Syria is helping Hizbullah stockpile “far more rockets and missiles than most governments in the world,” U.S. Defense Secretary Robert Gates said Tuesday at a joint press conference with visiting Defense Minister Ehud Barak.
Without specifically mentioning the Scud missile, which Hizbullah reportedly is adding to its arsenal with Syria’s and Iran’s help, Secretary Gates stated, "Syria and Iran are providing Hizbullah with rockets and missiles of ever-increasing capability… and this is obviously destabilizing for the whole region.”
His comments came at the same time that Prime Minister Binyamin Netanyahu has tried to assure Lebanon that Israel has no intention of attacking Hizbullah. The latter's forces have blended in with the Lebanese army to the level that Prime Minister Netanyahu said it is hard to distinguish between the two.
Defense Minister Barak (pictured at left with Gates) also tried to soothe fears, saying at the press conference that "we do not intend to provoke any kind of major clash in Lebanon or vis-a-vis Syria.” Israel and Hizbullah fought the 34-day Second Lebanon War in 2006, which ended with United Nations guarantees that Hizbullah would be disarmed. However, commanders of UN Interim Forces in Lebanon (UNIFIL) said at the outset that they were not able to carry out the mandate.
The United Nations has ignored most of Israel’s appeals to put a stop to Hizbullah’s smuggling of missiles, which now number three or four times the 20,000 missiles it possessed before the war and which are far more sophisticated.

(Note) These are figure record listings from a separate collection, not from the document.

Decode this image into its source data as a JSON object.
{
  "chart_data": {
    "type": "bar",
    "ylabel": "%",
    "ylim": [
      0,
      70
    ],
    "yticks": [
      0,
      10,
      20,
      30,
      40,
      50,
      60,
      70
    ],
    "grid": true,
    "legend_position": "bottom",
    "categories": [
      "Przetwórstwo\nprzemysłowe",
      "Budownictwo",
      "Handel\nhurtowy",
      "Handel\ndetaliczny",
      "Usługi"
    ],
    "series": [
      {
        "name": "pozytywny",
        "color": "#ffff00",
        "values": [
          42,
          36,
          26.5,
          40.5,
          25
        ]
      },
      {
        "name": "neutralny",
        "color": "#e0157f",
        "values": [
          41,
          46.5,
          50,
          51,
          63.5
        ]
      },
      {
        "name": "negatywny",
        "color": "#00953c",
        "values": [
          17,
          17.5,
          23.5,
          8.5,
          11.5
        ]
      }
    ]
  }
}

The Scud missile, used by Iraq against Israel in the 1991 Gulf War, can easily strike Tel Aviv from Lebanon.
Although the United States has not confirmed that Hizbullah has Scuds, the reports on their being shipped by Syria actually may have been leaked by the United States in order to put pressure on UNIFIL. Hizbullah’s dominance in southern Lebanon and its alliance with the Lebanese government would make any counterterrorist measures or diplomatic moves ineffective.
Following the report last week, which was confirmed by President Shimon Peres, the U.S. State Department summoned Syria’s chief of mission for a warning of Damascus’ “provocative behavior,” but Syria has rejected all accusations.